Tonight is my last night as a citizen of only 1 country. Tomorrow at 1pm, I will be finally swearing an oath to Queen and country (how very James Bond), and becoming British. Right after the ceremony, I intend to get my British passport and standard issue, possibly Nike, track suit, obviously in bright pink (ooh sexy). I then intened to quit my job and start collecting my benefit cheques which everyone's tax money is paying for, start wearing Burberry with some real conviction, talk about those f’in imigrants comin’ to ma country and takin’ our bleedin’ jobs, and spend my first giro cheque. Also, according to the press, as a British woman, I should be drinking 110 units of alcohol a week, get into fist fights with other women, try to smash someone's face with a bottle and get arrested for GBH.
Hurrah!
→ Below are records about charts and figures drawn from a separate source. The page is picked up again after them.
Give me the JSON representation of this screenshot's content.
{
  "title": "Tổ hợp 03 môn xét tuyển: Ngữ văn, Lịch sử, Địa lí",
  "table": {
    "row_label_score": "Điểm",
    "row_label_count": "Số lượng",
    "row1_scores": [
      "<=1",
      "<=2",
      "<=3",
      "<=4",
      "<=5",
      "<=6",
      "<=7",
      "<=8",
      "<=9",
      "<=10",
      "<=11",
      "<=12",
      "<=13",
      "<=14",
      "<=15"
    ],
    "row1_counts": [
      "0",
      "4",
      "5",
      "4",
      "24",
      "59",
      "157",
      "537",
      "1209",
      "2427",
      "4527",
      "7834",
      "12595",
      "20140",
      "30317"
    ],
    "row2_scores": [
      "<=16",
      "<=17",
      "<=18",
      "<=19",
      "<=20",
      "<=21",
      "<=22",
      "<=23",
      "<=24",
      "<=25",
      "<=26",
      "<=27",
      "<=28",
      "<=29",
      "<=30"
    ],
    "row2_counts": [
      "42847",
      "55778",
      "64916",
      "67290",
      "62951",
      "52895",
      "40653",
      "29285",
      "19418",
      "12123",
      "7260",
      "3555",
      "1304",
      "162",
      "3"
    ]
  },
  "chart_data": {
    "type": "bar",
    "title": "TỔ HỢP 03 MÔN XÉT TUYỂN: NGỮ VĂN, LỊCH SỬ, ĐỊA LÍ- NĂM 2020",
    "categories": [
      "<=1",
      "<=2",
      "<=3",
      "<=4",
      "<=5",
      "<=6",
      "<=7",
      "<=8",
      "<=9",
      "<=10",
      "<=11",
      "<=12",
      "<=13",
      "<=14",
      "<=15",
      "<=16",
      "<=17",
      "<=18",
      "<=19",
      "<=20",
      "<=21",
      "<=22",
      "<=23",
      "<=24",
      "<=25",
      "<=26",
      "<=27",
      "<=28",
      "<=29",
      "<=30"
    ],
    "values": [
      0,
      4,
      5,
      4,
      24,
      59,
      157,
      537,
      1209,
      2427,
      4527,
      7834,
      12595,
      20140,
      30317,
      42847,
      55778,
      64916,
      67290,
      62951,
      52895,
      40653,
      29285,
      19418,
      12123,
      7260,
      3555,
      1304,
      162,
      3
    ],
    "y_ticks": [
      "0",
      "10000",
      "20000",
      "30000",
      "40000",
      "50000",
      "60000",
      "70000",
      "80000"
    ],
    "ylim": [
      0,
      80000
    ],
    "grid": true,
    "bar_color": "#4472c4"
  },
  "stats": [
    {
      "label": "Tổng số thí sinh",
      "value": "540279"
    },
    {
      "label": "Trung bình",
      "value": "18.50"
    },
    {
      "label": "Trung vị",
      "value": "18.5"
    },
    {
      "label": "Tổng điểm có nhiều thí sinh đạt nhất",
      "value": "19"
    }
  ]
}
What exciting things to look forward to eh!
Tomorrow, I have to stand infront of some official at the local town hall. I have to swear an oath to the Queen (which I've already done just by being born in Australia for fucks sake). I get a little certificate (I'm tempted to hang it in the toilet, because, heck, everyone will see it then won't they?), get my photo taken, and get a gift whose origin is "local to the region". Now since I'm swearing allegience to Liz in Peckham Town Hall, I've been trying to think what this gift could be. Not a bowler hat I'm thinking. Since Peckham is in South London (pronounced "sauff london"), and it's all a bit dodge here, I'm torn between expecting one of the following: velour track suit, contraceptives or a baby pram.
Christ, I can't believe tomorrow I will be British. I've only been waiting for this for the last 5 years now, and now that it's less than 12 hours away, I kindof feel a bit, well, aprehensive about it. It's not that I'm unhappy to have made my decision to stay here, but it's not without some guilt and pain at leaving my friends, family, but mostly my parents, thousands of miles away, for such a long time. It's especially wierd since percurment of British citizenship has been my main reason for staying. And now that I've got it, it's just so, well, wierd. Like wishing for Christmas as kid, only to find that it's infact just another day, but with more food and shouting.
I guess all in all I'm happy about this. It's what I've said I've wanted, and now I've got it. I guess I just don't know what I'm supposed to want next... I suppose there's nothing else for it really. I'll just have to now start wanting a manor in the country, long to wear flat caps, breed horses and start fox hunting with hounds. Tally-ho old chaps.